Record in wireless data transmission achieved

German researchers have set a new record in wireless transmission using millimetre-waves to transmit 6 Gigabits of data per second over a distance of 37km.

The technology, which would allow downloading a whole DVD in less than ten seconds, relies on the so-called E-band of the electromagnetic spectrum with frequencies between 71 and 76 GHz, also known as the milimetre-waves.

The team from the University of Stuttgart, the Karlsruhe Institute of Technology (KIT) and the Fraunhofer Institute for Applied Solid State Physics IAF, said the system exceeds ten times existing state-of-the-art technology.

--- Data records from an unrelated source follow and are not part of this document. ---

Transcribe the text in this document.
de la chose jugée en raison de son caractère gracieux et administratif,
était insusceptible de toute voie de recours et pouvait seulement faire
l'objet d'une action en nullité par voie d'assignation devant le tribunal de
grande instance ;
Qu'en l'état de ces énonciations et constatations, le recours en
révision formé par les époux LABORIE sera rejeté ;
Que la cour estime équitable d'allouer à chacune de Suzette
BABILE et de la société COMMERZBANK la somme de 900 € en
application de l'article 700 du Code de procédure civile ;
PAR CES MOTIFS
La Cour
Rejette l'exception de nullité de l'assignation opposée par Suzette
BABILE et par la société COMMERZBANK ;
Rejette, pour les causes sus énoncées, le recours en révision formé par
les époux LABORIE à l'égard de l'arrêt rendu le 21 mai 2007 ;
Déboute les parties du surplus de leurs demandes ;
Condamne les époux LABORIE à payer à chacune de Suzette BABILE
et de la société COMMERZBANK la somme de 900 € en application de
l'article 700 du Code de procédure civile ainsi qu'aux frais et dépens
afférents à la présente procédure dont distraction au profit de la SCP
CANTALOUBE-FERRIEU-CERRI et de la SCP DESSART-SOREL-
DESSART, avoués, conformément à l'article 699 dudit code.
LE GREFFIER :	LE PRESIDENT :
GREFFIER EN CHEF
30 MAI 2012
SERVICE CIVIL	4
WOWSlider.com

During the experiment, the researchers sent data between Cologne’s 45-story Uni-Centre and the Space Observation Radar TIRA located at Fraunhofer Institute for High-Frequency Physics and Radar Techniques in Wachtberg some 37km away. To achieve the high data rates together with the unprecedented distance, the researchers built innovative transmitters and receivers complete with powerful signal amplifiers. The transistor-based devices together form what the researchers call monolithically integrated millimetre-wave circuits (MMICs).

The circuit amplifies the broadband signal to a transmission power of 1W. The signal is then transmitted via a highly directive parabolic antenna and subsequently received at the other station. Even though it has weakened substantially during the transmission, the sensitive receivers equipped with low-noise amplifiers can reliably detect it.

The primary goal of the research project, called ACCESS, is to enhance satellite data transmission. However, the technology could also work in terrestrial conditions, potentially providing fibre-optic-level data speeds without the need to lay cables and build costly infrastructure.

The millimetre-wave circuits could also be used as backup networks in case of failure of the conventional infrastructure in unexpected accidents or environmental disasters.

Professor Igmar Kallfass from the University of Stuttgart led the project funded by the German Federal Ministry for Economy and Energy.